Ingredients
Equipment
Method
Step-by-Step Instructions
- Begin by boiling a large pot of water over high heat. Once it reaches a rolling boil, add 20 ounces of cheese tortellini and cook according to the package instructions, typically about 5–7 minutes, until al dente. Drain the tortellini and immediately rinse it under cold water to halt the cooking process. Set aside to cool completely while you prepare the other ingredients.
- In a large, mixing bowl, combine the cooled tortellini with 1 pint of halved cherry tomatoes, 1 cup of sliced cucumbers, 1 cup of sliced black olives, 1 cup of mozzarella balls or cubed mozzarella cheese, and ½ cup of sliced red onion. Then, add 1 cup of diced Italian salami. Gently stir to ensure everything is evenly distributed and ready to be dressed.
- Drizzle ½ cup of Italian dressing over the salad mixture in the bowl. Gently toss the ingredients together until they are well combined and generously coated with the dressing.
- Now, add ½ cup of freshly grated Parmesan cheese and ½ cup of chopped fresh basil leaves. Toss everything together lightly, ensuring the cheese and basil are evenly mixed throughout the salad.

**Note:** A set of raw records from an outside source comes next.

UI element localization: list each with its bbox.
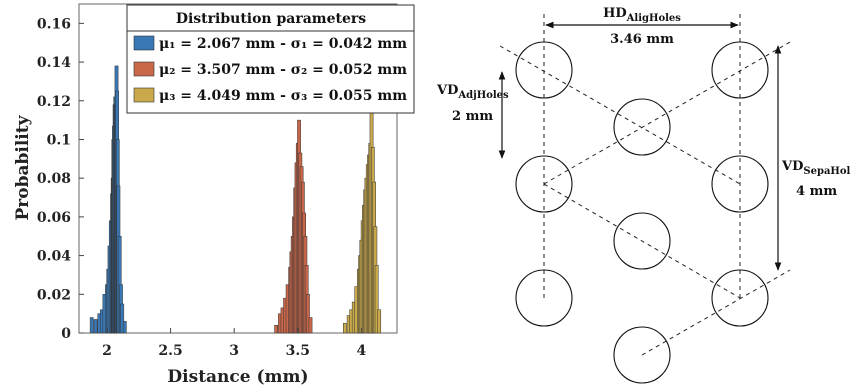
dimension-label-main: VD — [436, 83, 458, 98]
legend-box — [126, 4, 415, 114]
hole-circle — [711, 41, 769, 99]
bar — [377, 309, 382, 334]
x-tick-label: 3 — [229, 343, 239, 359]
hole-circle — [613, 98, 671, 156]
y-tick-label: 0.12 — [37, 94, 71, 110]
dimension-value: 2 mm — [452, 109, 493, 124]
histogram-chart: 0 0.02 0.04 0.06 0.08 0.1 0.12 0.14 0.16 2 2.5 3 3.5… — [13, 3, 415, 387]
dimension-value: 4 mm — [796, 184, 837, 199]
hole-circle — [613, 326, 671, 384]
legend: Distribution parameters μ₁ = 2.067 mm - σ… — [126, 4, 415, 114]
y-tick-label: 0.02 — [37, 287, 71, 303]
dimension-label: VDSepaHoles — [781, 159, 850, 177]
legend-entry: μ₃ = 4.049 mm - σ₃ = 0.055 mm — [159, 88, 407, 104]
diagonal-line — [543, 183, 741, 299]
series-1 — [89, 65, 127, 334]
dimension-label-main: HD — [603, 6, 627, 21]
series-2 — [274, 119, 313, 334]
y-tick-label: 0.16 — [37, 16, 71, 32]
dimension-value: 3.46 mm — [610, 32, 674, 47]
hole-circle — [515, 155, 573, 213]
diagonal-line — [499, 45, 741, 185]
dimension-label: HDAligHoles — [603, 6, 681, 24]
x-tick-label: 2.5 — [158, 343, 182, 359]
dimension-label-subscript: SepaHoles — [803, 166, 850, 177]
y-tick-label: 0.1 — [47, 132, 71, 148]
bar — [306, 294, 310, 334]
bar — [120, 303, 125, 334]
dimension-label-main: VD — [781, 159, 803, 174]
hole-circle — [515, 41, 573, 99]
legend-title: Distribution parameters — [176, 11, 366, 27]
x-tick-label: 4 — [357, 343, 367, 359]
hole-circle — [613, 212, 671, 270]
hole-circle — [711, 155, 769, 213]
hole-circle — [515, 269, 573, 327]
dimension-label-subscript: AligHoles — [626, 13, 682, 24]
legend-swatch — [133, 61, 155, 77]
legend-entry: μ₁ = 2.067 mm - σ₁ = 0.042 mm — [159, 36, 407, 52]
x-tick-label: 2 — [102, 343, 112, 359]
y-tick-label: 0 — [61, 326, 71, 342]
hole-circle — [711, 269, 769, 327]
legend-entry: μ₂ = 3.507 mm - σ₂ = 0.052 mm — [159, 62, 407, 78]
dimension-label: VDAdjHoles — [436, 83, 509, 101]
y-tick-label: 0.14 — [37, 55, 71, 71]
legend-swatch — [133, 35, 155, 51]
bar — [93, 319, 98, 334]
dimension-label-subscript: AdjHoles — [457, 90, 509, 101]
bar — [342, 323, 347, 334]
legend-swatch — [133, 87, 155, 103]
x-tick-label: 3.5 — [286, 343, 310, 359]
y-tick-label: 0.06 — [37, 210, 71, 226]
bar — [308, 317, 313, 334]
bar — [374, 265, 379, 334]
bar — [122, 321, 127, 334]
y-tick-label: 0.08 — [37, 171, 71, 187]
y-tick-label: 0.04 — [37, 249, 71, 265]
diagonal-line — [543, 41, 791, 185]
series-3 — [342, 110, 382, 334]
bar — [274, 325, 279, 334]
x-axis-label: Distance (mm) — [167, 367, 308, 387]
y-axis-label: Probability — [13, 114, 33, 220]
bar — [89, 317, 94, 334]
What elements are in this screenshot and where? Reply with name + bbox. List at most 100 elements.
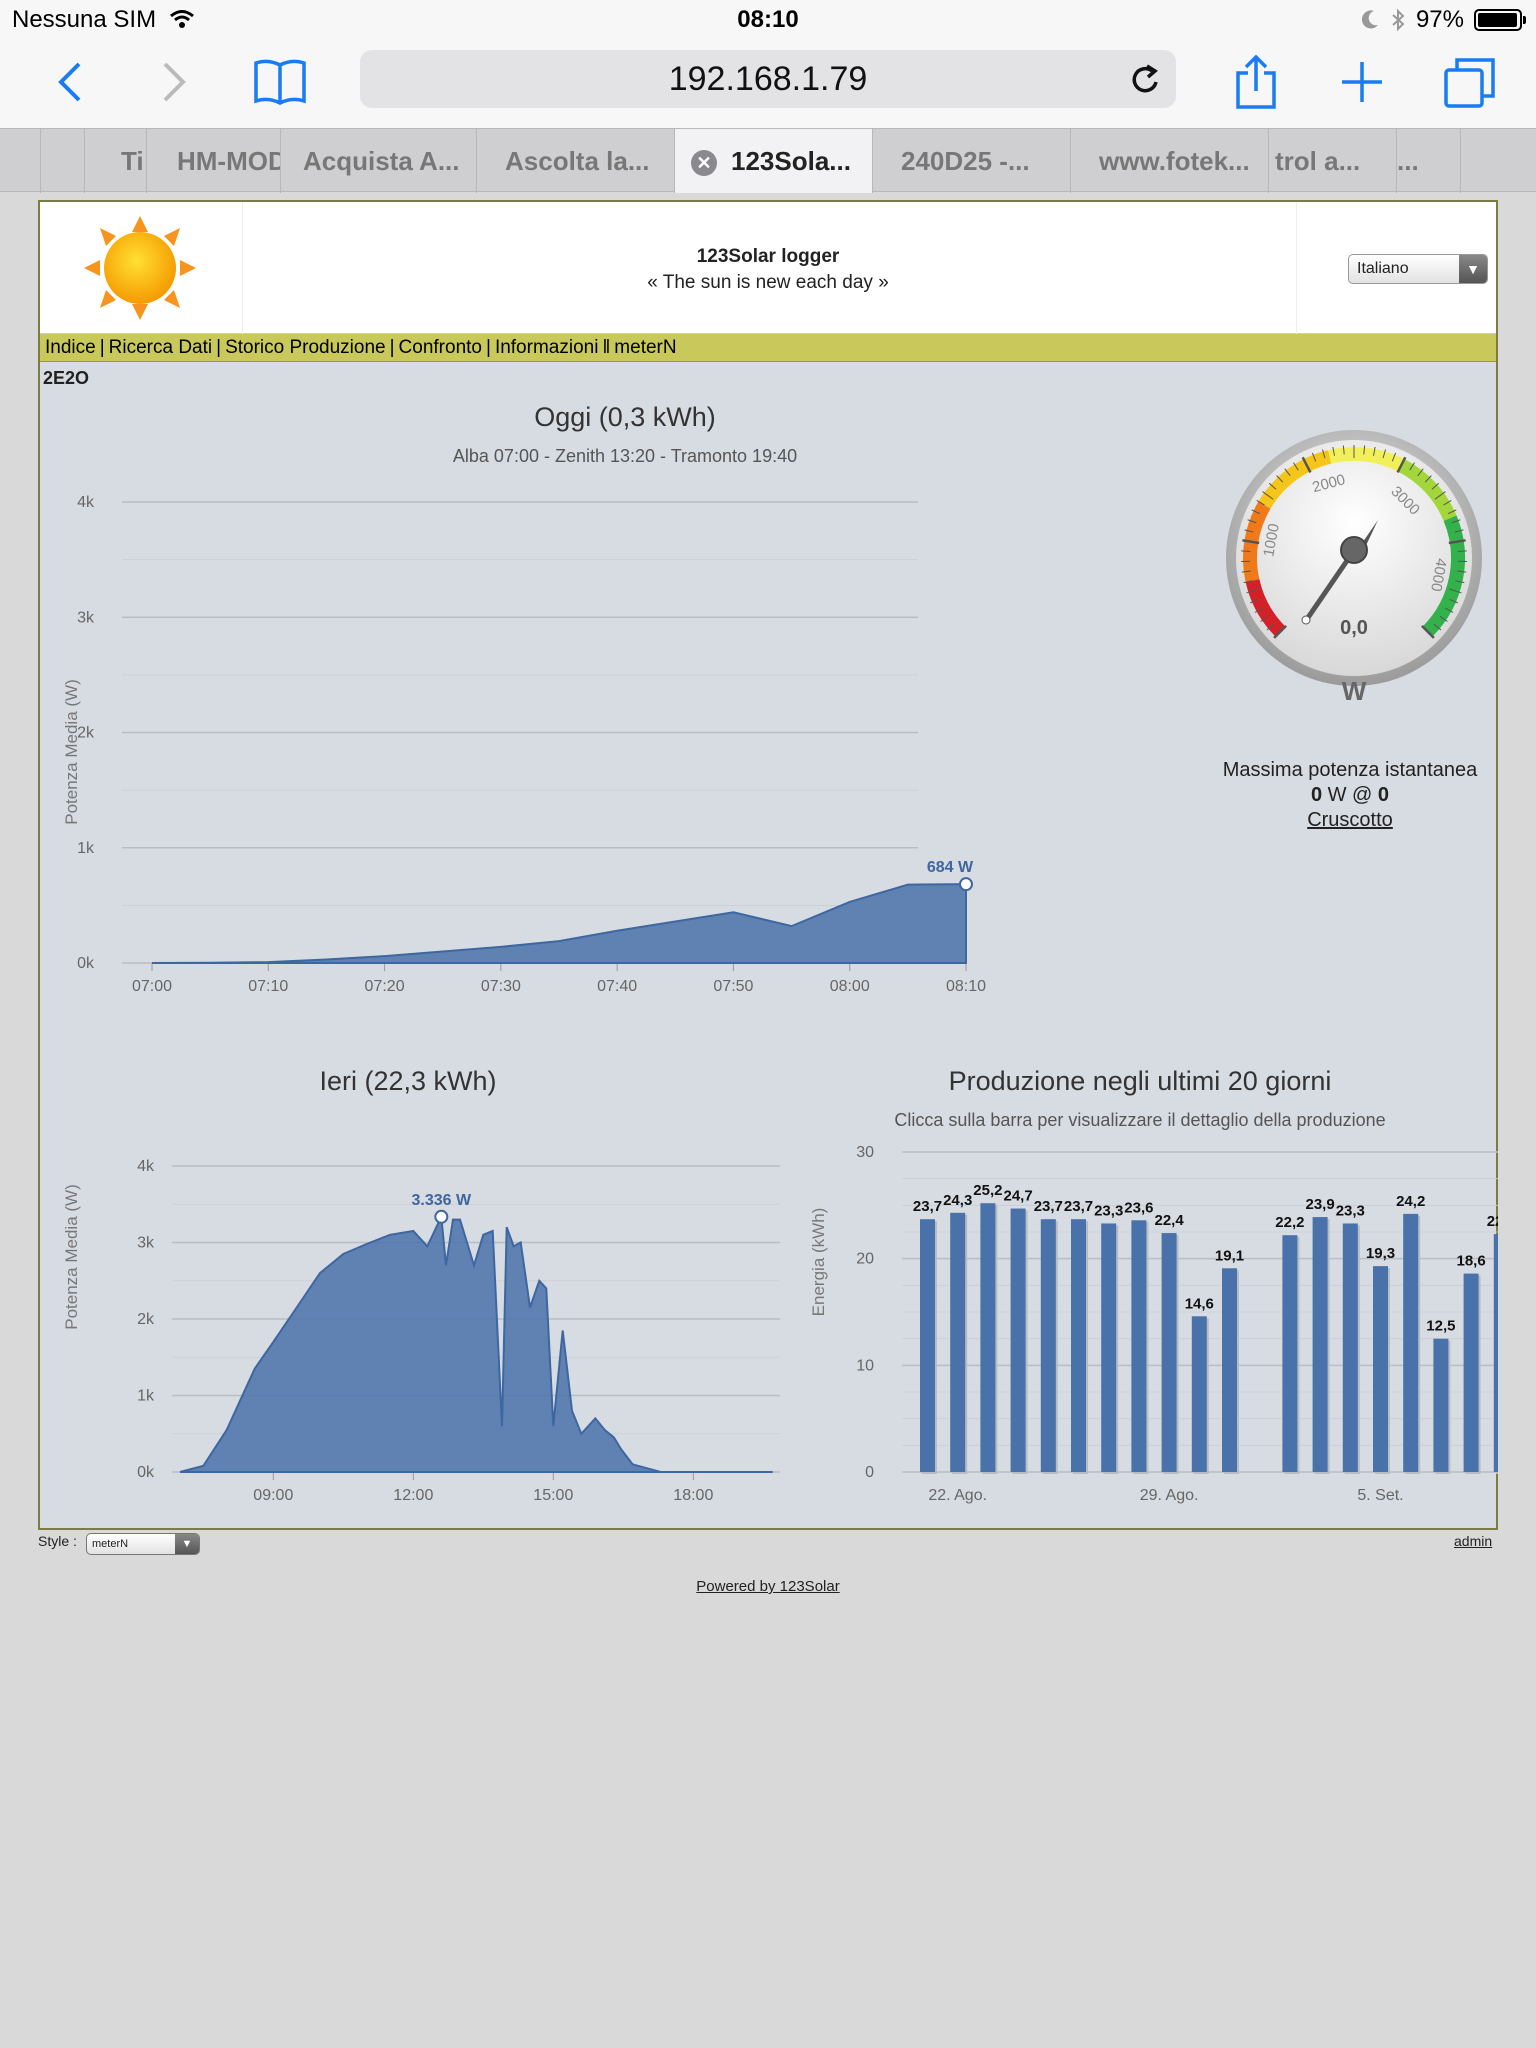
gauge-tick-mark <box>1391 452 1397 462</box>
gauge-tick-mark <box>1448 588 1462 594</box>
gauge-tick-mark <box>1372 446 1376 456</box>
yesterday-y-tick: 0k <box>137 1464 155 1481</box>
production-x-tick: 22. Ago. <box>928 1487 987 1504</box>
production-bar-label: 24,7 <box>1003 1188 1032 1205</box>
yesterday-peak-point[interactable] <box>434 1209 449 1224</box>
power-gauge[interactable]: 1000 2000 3000 4000 0,0 W <box>1220 424 1490 714</box>
today-y-tick: 0k <box>77 955 95 972</box>
production-bar[interactable] <box>1161 1233 1177 1472</box>
back-button[interactable] <box>38 50 102 114</box>
reload-icon[interactable] <box>1130 62 1162 96</box>
production-bar-label: 25,2 <box>973 1182 1002 1199</box>
today-x-tick: 08:00 <box>830 978 870 995</box>
today-chart-subtitle: Alba 07:00 - Zenith 13:20 - Tramonto 19:… <box>452 446 798 466</box>
tab-7[interactable]: www.fotek... <box>1070 129 1268 193</box>
yesterday-y-tick: 3k <box>137 1235 155 1252</box>
production-bar[interactable] <box>1010 1208 1026 1472</box>
today-y-tick: 3k <box>77 609 95 626</box>
production-bar[interactable] <box>1403 1213 1419 1472</box>
tab-3[interactable]: Acquista A... <box>280 129 476 193</box>
page-frame: 123Solar logger « The sun is new each da… <box>38 200 1498 1530</box>
menu-storico-produzione[interactable]: Storico Produzione <box>225 337 386 358</box>
production-y-axis-label: Energia (kWh) <box>809 1208 828 1317</box>
gauge-tick-4000: 4000 <box>1427 557 1450 593</box>
production-bar[interactable] <box>1191 1316 1207 1472</box>
today-area-series[interactable] <box>151 883 967 964</box>
tabs-overview-button[interactable] <box>1438 50 1502 114</box>
today-x-tick: 07:40 <box>597 978 637 995</box>
production-bar[interactable] <box>1131 1220 1147 1472</box>
production-bar[interactable] <box>920 1219 935 1472</box>
site-title: 123Solar logger <box>696 246 840 267</box>
production-bar[interactable] <box>1222 1268 1237 1472</box>
share-button[interactable] <box>1224 50 1288 114</box>
tab-6[interactable]: 240D25 -... <box>872 129 1070 193</box>
yesterday-power-chart[interactable]: Potenza Media (W) 0k 1k 2k 3k 4k 09:00 12:00 1… <box>40 1102 780 1522</box>
address-bar[interactable]: 192.168.1.79 <box>360 50 1176 108</box>
gauge-tick-mark <box>1424 475 1432 483</box>
gauge-tick-mark <box>1455 580 1465 584</box>
today-last-point[interactable] <box>959 877 973 892</box>
production-x-tick: 5. Set. <box>1357 1487 1403 1504</box>
production-bar[interactable] <box>1433 1338 1449 1472</box>
tab-4[interactable]: Ascolta la... <box>476 129 674 193</box>
tab-1[interactable]: Ti <box>84 129 146 193</box>
tabs-icon <box>1444 58 1495 108</box>
style-label: Style : <box>38 1533 77 1549</box>
max-power-value: 0 <box>1310 784 1323 806</box>
production-bar-label: 24,3 <box>943 1192 972 1209</box>
gauge-tick-mark <box>1311 452 1317 462</box>
production-bar-chart[interactable]: Energia (kWh) 0 10 20 30 22. Ago. 29. Ago. 5.… <box>778 1102 1498 1522</box>
powered-by-link[interactable]: Powered by 123Solar <box>696 1578 840 1595</box>
gauge-tick-mark <box>1457 570 1467 573</box>
plant-name: 2E2O <box>43 368 90 388</box>
bluetooth-icon <box>1392 8 1405 32</box>
menu-ricerca-dati[interactable]: Ricerca Dati <box>108 337 213 358</box>
style-select[interactable]: meterN ▼ <box>86 1533 200 1555</box>
menu-confronto[interactable]: Confronto <box>398 337 482 358</box>
production-bar-label: 22,4 <box>1154 1212 1184 1229</box>
production-bar[interactable] <box>1101 1223 1117 1472</box>
menu-indice[interactable]: Indice <box>45 337 96 358</box>
tab-2[interactable]: HM-MOD <box>146 129 280 193</box>
close-tab-icon[interactable]: ✕ <box>691 150 717 177</box>
menu-informazioni[interactable]: Informazioni <box>494 337 599 358</box>
carrier-label: Nessuna SIM <box>12 6 195 34</box>
production-bar[interactable] <box>1463 1273 1479 1472</box>
tab-8[interactable]: trol a... <box>1268 129 1396 193</box>
production-bar[interactable] <box>1312 1217 1328 1472</box>
forward-button[interactable] <box>142 50 206 114</box>
tab-active[interactable]: ✕ 123Sola... <box>674 129 872 193</box>
max-power-time: 0 <box>1377 784 1390 806</box>
production-bar[interactable] <box>1342 1223 1358 1472</box>
production-bar[interactable] <box>950 1212 966 1472</box>
tab-9[interactable]: ... <box>1396 129 1460 193</box>
gauge-tick-mark <box>1241 570 1251 573</box>
language-select[interactable]: Italiano ▼ <box>1348 254 1488 284</box>
dropdown-arrow-icon: ▼ <box>175 1534 199 1554</box>
production-bar[interactable] <box>1493 1234 1498 1472</box>
production-bar-label: 24,2 <box>1396 1193 1425 1210</box>
gauge-tick-mark <box>1244 529 1254 533</box>
admin-link[interactable]: admin <box>1454 1533 1493 1549</box>
today-power-chart[interactable]: Potenza Media (W) 0k 1k 2k 3k 4k 07:00 07:10 0… <box>40 482 1220 1122</box>
gauge-color-band <box>1397 459 1457 522</box>
new-tab-button[interactable] <box>1330 50 1394 114</box>
gauge-tick-1000: 1000 <box>1260 522 1283 558</box>
production-bar[interactable] <box>1282 1235 1298 1472</box>
menu-metern[interactable]: meterN <box>614 337 677 358</box>
bookmarks-button[interactable] <box>248 50 312 114</box>
dashboard-link[interactable]: Cruscotto <box>1307 809 1393 831</box>
production-bar[interactable] <box>1071 1219 1086 1472</box>
gauge-tick-mark <box>1439 616 1448 622</box>
gauge-tick-mark <box>1268 482 1277 490</box>
production-bar[interactable] <box>1373 1266 1388 1472</box>
status-bar: Nessuna SIM 08:10 97% <box>0 0 1536 40</box>
production-bar[interactable] <box>980 1203 996 1472</box>
yesterday-area-series[interactable] <box>179 1213 773 1473</box>
production-bar[interactable] <box>1040 1219 1056 1472</box>
today-x-tick: 07:50 <box>713 978 753 995</box>
gauge-tick-mark <box>1457 550 1467 552</box>
sun-logo-icon <box>84 216 196 320</box>
yesterday-x-tick: 15:00 <box>533 1487 573 1504</box>
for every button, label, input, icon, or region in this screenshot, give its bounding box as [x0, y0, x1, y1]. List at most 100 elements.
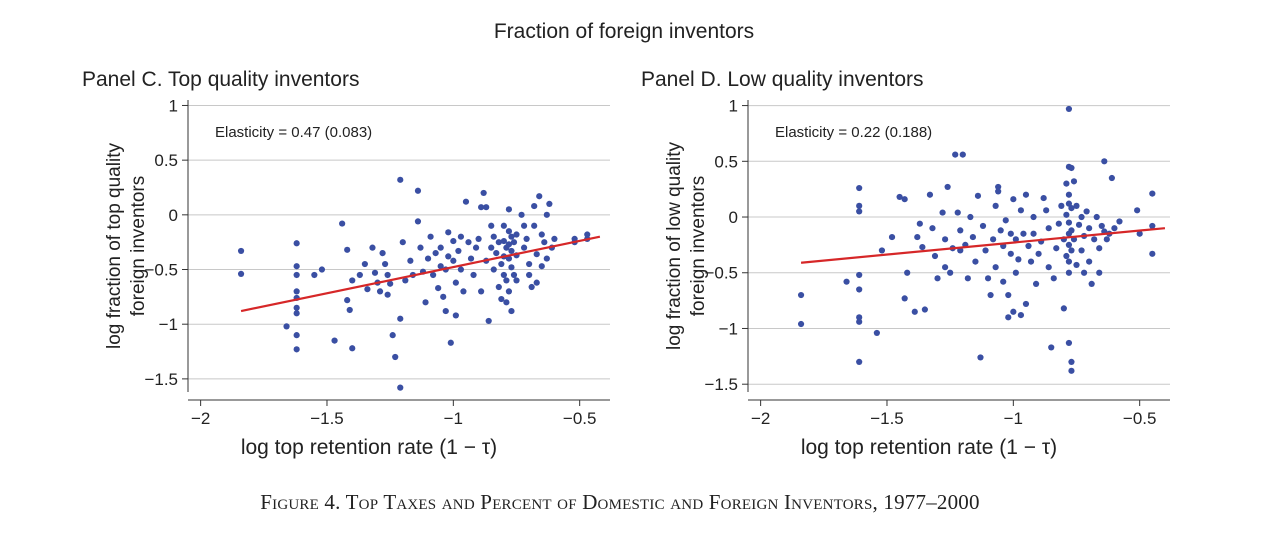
panel-c-data-point [392, 353, 399, 361]
panel-d-data-point [1068, 164, 1075, 172]
panel-d-data-point [1134, 207, 1141, 214]
panel-d-xlabel: log top retention rate (1 − τ) [801, 436, 1057, 459]
panel-c-data-point [513, 277, 520, 284]
panel-c-data-point [384, 271, 391, 279]
panel-d-data-point [1030, 213, 1037, 221]
panel-d-data-point [1005, 314, 1012, 321]
panel-c-data-point [520, 222, 528, 229]
panel-d-data-point [1032, 280, 1040, 287]
panel-d-data-point [1091, 236, 1098, 243]
panel-d-data-point [1065, 339, 1073, 347]
panel-c-ylabel-line: foreign inventors [128, 176, 149, 316]
panel-d-data-point [1065, 219, 1073, 226]
panel-d-data-point [947, 269, 954, 276]
panel-c-data-point [311, 271, 318, 279]
panel-d-data-point [954, 209, 961, 216]
panel-c-data-point [490, 233, 497, 240]
panel-d-data-point [888, 233, 896, 241]
panel-d-data-point [901, 196, 908, 203]
panel-c-title: Panel C. Top quality inventors [82, 68, 360, 91]
panel-d-data-point [1043, 207, 1050, 214]
panel-c-data-point [478, 288, 485, 295]
panel-c-data-point [493, 250, 500, 257]
panel-d-data-point [1093, 213, 1100, 221]
panel-c-data-point [508, 233, 515, 240]
panel-d-data-point [856, 208, 863, 215]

- Taste your Italian Tortellini Pasta Salad and season it with salt and pepper as desired. Adjust the flavors according to your preference.
- Cover the salad bowl with plastic wrap or a lid and refrigerate it for at least 1 hour.
- Before serving, take the salad out of the fridge and give it a final gentle toss.
Nutrition
Notes
Rinse the tortellini under cold water promptly after cooking to stop the cooking process and prevent mushiness. Use a high-quality Italian dressing for the best flavor. Refrigerate your salad for at least 1 hour before serving.